Chapter Fifteen

I’ve hemmed and hawed enough. I have to go to America. Once I have agreed to do so, what remains is the method. I have no idea how to get there. It was easier when I thought I was a person using a time machine and teleportation device. I could go anywhere by just programming and punching a button. But now that I think back, and have been back, I see that the details blur like staring through gauze. There is no detail, just the effect. I have experimented. I have visited the past without pretending to use a machine. I just concentrate. The problem with America is I have no referent.

In this house of thought, in this bed of imagination, I stroke my lover’s belly, going over the soft folds as she recovers from our exercise, following the lanes laid out between stretch marks.
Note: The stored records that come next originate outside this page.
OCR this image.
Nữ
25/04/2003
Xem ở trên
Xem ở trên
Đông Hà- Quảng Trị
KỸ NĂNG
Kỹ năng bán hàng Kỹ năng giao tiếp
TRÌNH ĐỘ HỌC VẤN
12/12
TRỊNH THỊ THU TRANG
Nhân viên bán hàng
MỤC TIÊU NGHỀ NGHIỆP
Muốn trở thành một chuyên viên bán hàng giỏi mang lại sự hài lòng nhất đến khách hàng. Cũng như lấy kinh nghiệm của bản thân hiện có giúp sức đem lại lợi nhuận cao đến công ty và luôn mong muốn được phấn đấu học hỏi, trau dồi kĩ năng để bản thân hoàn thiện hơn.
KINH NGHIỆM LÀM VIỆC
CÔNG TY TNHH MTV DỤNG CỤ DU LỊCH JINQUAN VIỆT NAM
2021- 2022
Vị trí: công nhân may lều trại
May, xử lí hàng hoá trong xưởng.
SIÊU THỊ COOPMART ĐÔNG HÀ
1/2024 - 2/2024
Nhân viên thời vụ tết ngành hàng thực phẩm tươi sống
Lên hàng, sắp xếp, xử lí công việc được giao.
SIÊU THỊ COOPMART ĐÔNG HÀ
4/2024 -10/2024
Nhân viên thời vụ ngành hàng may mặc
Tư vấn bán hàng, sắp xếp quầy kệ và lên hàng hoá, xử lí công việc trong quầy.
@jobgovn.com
The bed has a canopy, and a filmy netting covers all sides, blurring everything outside. Violins mix with talking drums, coming from memory rather than a hi-fi system. Is this real? As real as it needs to be, I think.

“Nike?”

“Hmm.”

“How do I get to the US?”

Nike groans. “You’re still going?”

“Yes.”

“Where’s the child?”

“Junior? She’s with friends.” It still shocks me that Junior found people to play with, but it seems on her own explorations she met children in reverie or some other REM sleep often enough to form relationships.

Nike opens her eyes and simultaneously the lighting of the room increases, though still soft and filtered. “I wouldn’t know how to get there. I’ve never been.”

“That isn’t true. You went to Disneyland as a child.”

“Ahh, so you were listening.”

“I’m always listening,” I say.

“Well, girl, that was a long time ago. I don’t remember enough of it to serve as a pathway through the xenosphere for you.”

“Who built this place?” I ask.

“We both did. We both are. It is constantly being rebuilt within our agreement.”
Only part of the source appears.